12.1. Considerations for Candidate Gathering

Implementations should avoid downgrade attacks that allow network
interference to cause the implementation to select less secure, or
entirely insecure, combinations of paths and protocols.

12.2. Considerations for Candidate Racing

Implementations should ensure that all options have equivalent
security properties to avoid incentivizing attacks.

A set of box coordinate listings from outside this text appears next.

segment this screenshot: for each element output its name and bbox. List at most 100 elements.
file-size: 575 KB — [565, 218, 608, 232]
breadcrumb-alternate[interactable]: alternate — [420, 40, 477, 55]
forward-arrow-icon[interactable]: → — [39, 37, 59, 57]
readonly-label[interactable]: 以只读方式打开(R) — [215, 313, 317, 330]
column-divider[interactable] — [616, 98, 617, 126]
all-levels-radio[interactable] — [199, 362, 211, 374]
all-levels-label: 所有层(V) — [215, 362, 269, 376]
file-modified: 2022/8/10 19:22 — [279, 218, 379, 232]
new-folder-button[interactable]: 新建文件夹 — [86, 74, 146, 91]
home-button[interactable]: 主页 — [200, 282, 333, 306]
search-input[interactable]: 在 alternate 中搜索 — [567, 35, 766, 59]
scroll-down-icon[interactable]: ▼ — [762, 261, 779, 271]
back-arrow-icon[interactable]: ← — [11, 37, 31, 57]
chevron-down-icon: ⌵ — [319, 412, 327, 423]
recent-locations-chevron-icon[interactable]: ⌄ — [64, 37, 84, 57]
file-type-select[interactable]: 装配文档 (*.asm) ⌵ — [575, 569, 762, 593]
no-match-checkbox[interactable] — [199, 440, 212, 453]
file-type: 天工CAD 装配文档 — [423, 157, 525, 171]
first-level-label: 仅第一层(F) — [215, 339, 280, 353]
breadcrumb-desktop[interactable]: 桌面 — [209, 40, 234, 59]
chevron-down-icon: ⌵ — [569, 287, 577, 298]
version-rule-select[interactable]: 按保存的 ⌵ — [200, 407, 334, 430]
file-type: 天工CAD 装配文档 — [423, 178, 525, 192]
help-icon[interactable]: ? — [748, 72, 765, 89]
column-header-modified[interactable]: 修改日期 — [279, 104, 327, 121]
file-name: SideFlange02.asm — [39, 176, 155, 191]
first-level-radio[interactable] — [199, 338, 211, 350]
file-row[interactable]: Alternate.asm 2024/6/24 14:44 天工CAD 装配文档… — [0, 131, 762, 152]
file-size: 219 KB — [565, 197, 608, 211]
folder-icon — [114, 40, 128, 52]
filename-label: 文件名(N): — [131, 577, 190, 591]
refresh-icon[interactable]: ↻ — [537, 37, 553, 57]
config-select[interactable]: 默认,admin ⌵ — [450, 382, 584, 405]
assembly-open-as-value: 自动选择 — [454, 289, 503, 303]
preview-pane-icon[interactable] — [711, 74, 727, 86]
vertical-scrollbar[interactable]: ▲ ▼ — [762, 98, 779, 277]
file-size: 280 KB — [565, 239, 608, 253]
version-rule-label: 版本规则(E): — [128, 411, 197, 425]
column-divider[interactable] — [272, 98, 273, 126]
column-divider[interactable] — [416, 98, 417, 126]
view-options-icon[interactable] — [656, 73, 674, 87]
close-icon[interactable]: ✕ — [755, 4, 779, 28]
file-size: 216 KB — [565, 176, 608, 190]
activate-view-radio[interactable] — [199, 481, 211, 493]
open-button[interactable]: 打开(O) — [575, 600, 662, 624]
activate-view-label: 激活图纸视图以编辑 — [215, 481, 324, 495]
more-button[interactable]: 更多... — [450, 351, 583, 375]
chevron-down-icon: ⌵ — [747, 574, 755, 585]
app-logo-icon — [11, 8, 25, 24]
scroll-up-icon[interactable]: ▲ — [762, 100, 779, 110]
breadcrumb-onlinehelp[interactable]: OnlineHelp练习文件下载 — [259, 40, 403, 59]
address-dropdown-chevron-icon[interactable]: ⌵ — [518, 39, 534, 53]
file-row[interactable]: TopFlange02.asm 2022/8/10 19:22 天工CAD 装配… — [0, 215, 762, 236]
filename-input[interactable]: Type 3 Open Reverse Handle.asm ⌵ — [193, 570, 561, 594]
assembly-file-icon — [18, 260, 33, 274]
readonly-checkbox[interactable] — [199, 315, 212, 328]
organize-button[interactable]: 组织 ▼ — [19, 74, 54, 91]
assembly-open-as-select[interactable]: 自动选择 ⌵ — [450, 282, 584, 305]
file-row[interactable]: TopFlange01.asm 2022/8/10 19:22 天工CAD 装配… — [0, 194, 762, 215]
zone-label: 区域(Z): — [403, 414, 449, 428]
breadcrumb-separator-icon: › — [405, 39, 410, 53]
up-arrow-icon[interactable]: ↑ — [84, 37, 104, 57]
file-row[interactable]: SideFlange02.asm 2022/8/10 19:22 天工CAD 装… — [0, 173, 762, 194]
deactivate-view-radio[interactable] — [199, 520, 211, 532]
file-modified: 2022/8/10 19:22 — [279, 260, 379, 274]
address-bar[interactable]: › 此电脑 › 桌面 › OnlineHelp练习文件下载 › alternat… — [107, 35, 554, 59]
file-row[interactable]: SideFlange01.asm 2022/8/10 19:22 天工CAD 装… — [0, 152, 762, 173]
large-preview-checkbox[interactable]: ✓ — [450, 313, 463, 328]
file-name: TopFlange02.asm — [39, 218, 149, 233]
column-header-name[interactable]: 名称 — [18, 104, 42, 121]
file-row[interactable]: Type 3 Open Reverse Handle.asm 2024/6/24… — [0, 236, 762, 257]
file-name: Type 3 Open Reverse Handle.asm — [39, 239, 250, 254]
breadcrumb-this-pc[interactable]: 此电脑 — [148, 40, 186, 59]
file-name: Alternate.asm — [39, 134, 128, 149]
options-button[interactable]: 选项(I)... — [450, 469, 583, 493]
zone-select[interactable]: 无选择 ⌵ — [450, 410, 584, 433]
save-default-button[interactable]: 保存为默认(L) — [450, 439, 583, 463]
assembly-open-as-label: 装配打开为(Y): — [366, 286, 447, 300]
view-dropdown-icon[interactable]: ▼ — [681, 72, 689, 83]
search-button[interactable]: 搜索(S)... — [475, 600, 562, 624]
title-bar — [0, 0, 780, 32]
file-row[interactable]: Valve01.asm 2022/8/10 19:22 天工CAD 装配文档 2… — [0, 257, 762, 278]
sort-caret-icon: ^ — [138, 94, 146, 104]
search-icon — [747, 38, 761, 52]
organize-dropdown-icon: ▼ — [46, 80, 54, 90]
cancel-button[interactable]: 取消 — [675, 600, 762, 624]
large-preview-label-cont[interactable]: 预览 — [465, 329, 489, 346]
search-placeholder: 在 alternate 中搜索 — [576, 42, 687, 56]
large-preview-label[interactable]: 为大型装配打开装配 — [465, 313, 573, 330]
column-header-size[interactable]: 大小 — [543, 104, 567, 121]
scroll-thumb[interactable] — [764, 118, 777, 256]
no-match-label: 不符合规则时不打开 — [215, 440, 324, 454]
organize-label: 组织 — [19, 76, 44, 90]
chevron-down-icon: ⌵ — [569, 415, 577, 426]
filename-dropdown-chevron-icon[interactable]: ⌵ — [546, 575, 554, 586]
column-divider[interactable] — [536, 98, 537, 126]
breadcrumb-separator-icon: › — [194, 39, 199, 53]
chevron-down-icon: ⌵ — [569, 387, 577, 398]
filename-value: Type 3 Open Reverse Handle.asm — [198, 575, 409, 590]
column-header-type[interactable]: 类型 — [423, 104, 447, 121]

For 12.1, of course implementations should use all "downgrade
avoidance" techniques that are specified for each protocol in the
protocol's standards. But more thought needs to be done about the
situation where the application specifies allowing a set of protocols
which, taken as a whole, has a downgrade problem. There are only two
solutions: (1) TAPS allows the application to specify a group of
protocols with unequal security properties; in which case, the
application shouldn't expect to get more security than the least
secure protocol in the group. (2) TAPS forbids the application to
specify a group of protocols with unequal security properties and
enforces that condition. Which obtains depends on the API definition,
but the implementation has no leeway in either case, and this document
ought to state the situation clearly.

---

From the review by Dale Worley: https://mailarchive.ietf.org/arch/msg/last-call/bpBk8QxZMLksr3ZuROtf2_BXYdI/
Note that indentation was lost by copy+pasting here - look at the edited version or the version at the URL to get a clearer view of what is being quoted.

[tfpauly]

Maybe we just need a reference to Architecture to point to how it already prohibits unequal security properties.